Foster’s withholds supply over below-cost pricing

Australian beer brewer Foster’s has confirmed it withheld supplies of top-selling brands in February and early March after learning Coles and Woolworths were planning to sell beer for as little as $28 a carton.

 

The supermarket giants infuriated Foster’s when it heard of the plan, with the beer giant retaliating by cutting supply of key beer brands including Victoria Bitter, Carlton Draught and Pure Blonde.

 

A Foster’s spokesperson says the company referred to section 98 of the Trade Practices Act, covering loss-leading behaviour, whereby a product is sold at a loss to attract customers who might then purchase other profitable products.

 

“Under the consumer competition law, there is a right for manufacturers to withdraw supply where a retailer is selling their product below their cost for the purpose of loss-leading,” the spokesperson says.

 

Coles is yet to comment on Foster’s claims about loss-leading behaviour, but Woolworths has denied it is engaging in a beer battle with Coles.

 

Woolworths claims Foster’s pulled products from various liquor retailers, arguing the move was mainly driven by the pricing of independent stores.

 

“The whole market is very competitive when it comes to beer.
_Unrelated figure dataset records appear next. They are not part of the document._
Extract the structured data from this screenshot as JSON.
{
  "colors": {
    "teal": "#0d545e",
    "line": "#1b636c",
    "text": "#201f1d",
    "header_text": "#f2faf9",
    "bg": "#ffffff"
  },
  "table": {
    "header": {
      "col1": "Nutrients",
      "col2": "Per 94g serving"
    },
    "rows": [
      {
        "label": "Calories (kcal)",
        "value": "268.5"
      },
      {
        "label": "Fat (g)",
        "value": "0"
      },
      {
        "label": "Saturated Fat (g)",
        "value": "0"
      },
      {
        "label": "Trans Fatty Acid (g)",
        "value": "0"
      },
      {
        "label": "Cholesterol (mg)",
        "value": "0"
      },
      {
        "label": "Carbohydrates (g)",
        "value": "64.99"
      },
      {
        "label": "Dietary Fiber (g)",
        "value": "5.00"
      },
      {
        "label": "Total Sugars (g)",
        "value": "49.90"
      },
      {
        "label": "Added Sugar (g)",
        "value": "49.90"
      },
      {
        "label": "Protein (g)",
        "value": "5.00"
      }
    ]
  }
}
We’ve responded to the pricing of some independent retailers as much as other chains,” a company spokesperson says.

 
“This is something that has applied to all liquor retailers, whether it’s a chain or independent.”

 

Independent senator Nick Xenophon – a vocal opponent of Coles’ and Woolworths’ market power – supports Foster’s action.

 

Xenophon says Foster’s “did the right thing” and is urging the Australian Competition and Consumer Commission to take action to outlaw below-cost pricing.

 

Frank Zumbo, an associate professor at the University of New South Wales, says it is a “brave move” by Foster’s to protect competition in the market.

 

“When you’ve got players like Coles and Woolworths, if they engage in below-cost pricing, that distorts the market,” Zumbo says.

 

“That’s bad for consumers over time because that below-cost pricing is used as a tactic to drive out independents.”

 

An ACCC spokesperson says while below-cost pricing isn’t illegal, resale price maintenance is.

 

Resale price maintenance occurs when suppliers prevent independent retailers from advertising or selling products below a specified price.

 

“Businesses must allow independent distributors of their products the freedom to determine the prices at which they sell,” she says.

 

“If retailers suspect a wholesaler of engaging in resale price management, they should report it to the ACCC and say, ‘This supplier is telling me I can’t sell X below this price’. Obviously, you’d need to have evidence of it and then we would look at it.”